Wednesday, September 27, 2006

U2: How to Dismantle a Coffee Table Book





Only in New York does one stroll out for lunch and run into U2. (Well maybe in Dublin too, but you get the point.) The Irish lads touched down in the Big Apple to sign copies of their new book U2 by U2 at the Union Square Barnes & Noble. Before going in the back entrance, they graciously signed books and body parts to a small coterie of savvy fans waiting outside, including Rock Turtleneck's intrepid Steve Walsh.

In the 80s and 90s, rock artists staked their claim for posterity by issuing a lavishly appointed, multi-CD box set with previously unreleased demos, live cuts and alternate takes, plus a 72-page book with detailed track notes and analysis by Kurt Loder, Cameron Crowe or David Fricke. Now the self-congratulatory medium of choice seems to be the ten-pound, scrapbook-style oral history coffee table book. Not surprisingly The Beatles got the ball rolling with their Anthology, published in 2000. Just as they did in the 60s, the Stones lagged a year or two behind, and put out their own According to the Rolling Stones. As is his wont, Bob Dylan put an interesting spin on the medium with his Bob Dylan Scrapbook, featuring facsimilies of handwritten song lyrics, pop-ups, stickers, flyers and the like. “U2 by U2” is identical in size, format and tonnage to the Beatles & Stones tomes. It’s full of previously unseen candid photos, and extensive, fascinating interviews with all band members. As this trend works its way down the rock & roll food chain, we can surely look forward to Green Day’s “Green Years” and “On Jovi.”

Perhaps Bono’s strategy to erase third world debt starts with creating it in the “first” world. The handsome, deluxe book retails for $40. But for fans of the longest-running supergroup without a lineup change, it’s a bargain.

Friday, September 15, 2006

"Too new to be named": R.E.M.'s Debut on Letterman


In celebration of R.E.M.'s I.R.S.-years retrospective, here is perhaps their all-time classic clip. It's their first-ever national TV appearance on Late Night with David Letterman in the fall of 1983. Murmur was starting to make a big splash. After playing "Radio Free Europe" they play a newly written track, one which would be perhaps the greatest R.E.M. song of all. Enjoy.
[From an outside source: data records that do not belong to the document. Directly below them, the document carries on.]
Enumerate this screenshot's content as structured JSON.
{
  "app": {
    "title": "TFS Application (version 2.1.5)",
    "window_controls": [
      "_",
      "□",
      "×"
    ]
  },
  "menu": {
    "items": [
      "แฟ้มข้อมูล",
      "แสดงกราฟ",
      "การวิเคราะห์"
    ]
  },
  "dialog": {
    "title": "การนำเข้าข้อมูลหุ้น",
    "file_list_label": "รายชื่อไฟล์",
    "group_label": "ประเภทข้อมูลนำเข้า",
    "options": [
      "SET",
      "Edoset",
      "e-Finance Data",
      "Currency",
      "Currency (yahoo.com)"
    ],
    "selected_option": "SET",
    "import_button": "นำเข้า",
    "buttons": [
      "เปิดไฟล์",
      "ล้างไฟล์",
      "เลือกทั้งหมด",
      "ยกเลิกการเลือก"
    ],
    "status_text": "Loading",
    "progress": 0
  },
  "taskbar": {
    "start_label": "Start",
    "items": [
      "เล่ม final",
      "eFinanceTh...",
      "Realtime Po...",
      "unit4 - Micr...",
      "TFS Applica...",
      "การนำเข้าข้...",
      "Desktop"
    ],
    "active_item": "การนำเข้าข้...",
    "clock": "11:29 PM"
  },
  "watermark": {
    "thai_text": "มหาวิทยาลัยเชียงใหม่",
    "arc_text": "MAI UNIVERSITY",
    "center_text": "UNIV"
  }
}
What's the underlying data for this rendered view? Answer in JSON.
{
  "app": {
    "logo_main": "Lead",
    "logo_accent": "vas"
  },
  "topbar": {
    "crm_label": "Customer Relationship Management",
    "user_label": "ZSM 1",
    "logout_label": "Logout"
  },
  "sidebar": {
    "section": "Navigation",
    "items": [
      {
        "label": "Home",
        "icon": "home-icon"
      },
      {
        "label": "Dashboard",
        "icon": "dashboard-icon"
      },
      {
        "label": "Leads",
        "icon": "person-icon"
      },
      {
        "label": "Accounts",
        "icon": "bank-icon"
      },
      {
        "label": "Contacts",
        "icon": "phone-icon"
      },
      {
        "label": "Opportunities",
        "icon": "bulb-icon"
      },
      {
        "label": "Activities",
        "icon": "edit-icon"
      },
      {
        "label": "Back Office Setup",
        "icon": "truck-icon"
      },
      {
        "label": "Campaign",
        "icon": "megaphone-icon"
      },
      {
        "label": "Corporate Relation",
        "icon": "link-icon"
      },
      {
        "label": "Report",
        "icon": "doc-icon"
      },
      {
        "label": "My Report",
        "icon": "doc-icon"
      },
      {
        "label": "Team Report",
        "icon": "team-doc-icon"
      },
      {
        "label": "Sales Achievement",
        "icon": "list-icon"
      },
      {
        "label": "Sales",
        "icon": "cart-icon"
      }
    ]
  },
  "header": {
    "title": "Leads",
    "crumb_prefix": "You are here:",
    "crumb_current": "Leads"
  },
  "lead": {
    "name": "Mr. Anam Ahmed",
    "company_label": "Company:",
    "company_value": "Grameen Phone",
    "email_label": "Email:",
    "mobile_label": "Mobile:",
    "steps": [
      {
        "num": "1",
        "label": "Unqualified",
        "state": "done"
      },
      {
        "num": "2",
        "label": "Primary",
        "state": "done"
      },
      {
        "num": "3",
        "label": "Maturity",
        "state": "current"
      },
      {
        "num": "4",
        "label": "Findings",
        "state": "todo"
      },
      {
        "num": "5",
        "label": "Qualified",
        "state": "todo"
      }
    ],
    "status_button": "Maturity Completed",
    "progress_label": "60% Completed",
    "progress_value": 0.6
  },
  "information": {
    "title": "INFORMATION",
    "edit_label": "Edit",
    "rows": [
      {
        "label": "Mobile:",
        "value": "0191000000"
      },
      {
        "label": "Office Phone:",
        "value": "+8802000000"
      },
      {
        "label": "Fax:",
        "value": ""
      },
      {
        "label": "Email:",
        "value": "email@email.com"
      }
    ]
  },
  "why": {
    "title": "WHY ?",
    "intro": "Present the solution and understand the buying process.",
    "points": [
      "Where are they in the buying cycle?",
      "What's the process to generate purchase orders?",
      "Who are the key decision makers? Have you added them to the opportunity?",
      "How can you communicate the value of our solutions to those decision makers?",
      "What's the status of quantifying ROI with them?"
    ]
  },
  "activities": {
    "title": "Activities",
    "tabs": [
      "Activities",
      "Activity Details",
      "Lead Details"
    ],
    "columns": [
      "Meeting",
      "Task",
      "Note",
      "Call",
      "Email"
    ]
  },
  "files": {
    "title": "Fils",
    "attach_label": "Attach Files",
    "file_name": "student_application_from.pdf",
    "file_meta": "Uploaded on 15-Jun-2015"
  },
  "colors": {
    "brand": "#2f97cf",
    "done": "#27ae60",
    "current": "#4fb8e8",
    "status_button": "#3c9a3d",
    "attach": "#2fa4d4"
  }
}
Thursday, September 14, 2006

Take a picture here; take a souvenir: R.E.M.'s I.R.S. Years Collection



They broke their promise to break up if anyone in the band left, and their most recent single “Leaving New York” makes Air Supply sound like Iggy & the Stooges. But there was a time many moons ago when R.E.M. was the coolest band in all the land. Champions of integrity. Masters of melody. Arbiters of arpeggios. Emperors of enigma. Purveyors of Southern Eccentricity. And that era has been captured finally, joyously in the new compilation And I Feel Fine… The Best of the I.R.S. Years 1982-87. Be sure to spring for the 42-track special edition, featuring a bonus disc of rarities and hidden gems. It’s a must.

To sensitive music geeks who attended college in the Reagan era, R.E.M. were Beatlesque in stature, if not popularity. It was a late-August ritual to arrive for a new year of college with a crisp pair of dungarees, a suitcase of Busch, several Cups O’ Noodles and the new R.E.M. album. Like the Fabs, their albums followed a natural evolution. Each release had a distinct personality and aura of inevitability. And like no band before or since, they had an uncanny ability to evoke the uncertainties and euphorias of youth without directly singing or playing about them. It was a welcome contrast to the heavy-handed arena rock of Bruce Springsteen and John Cougar Mellencamp. To paraphrase a good friend, “I have no idea what R.E.M. is saying, but I know exactly what they mean.”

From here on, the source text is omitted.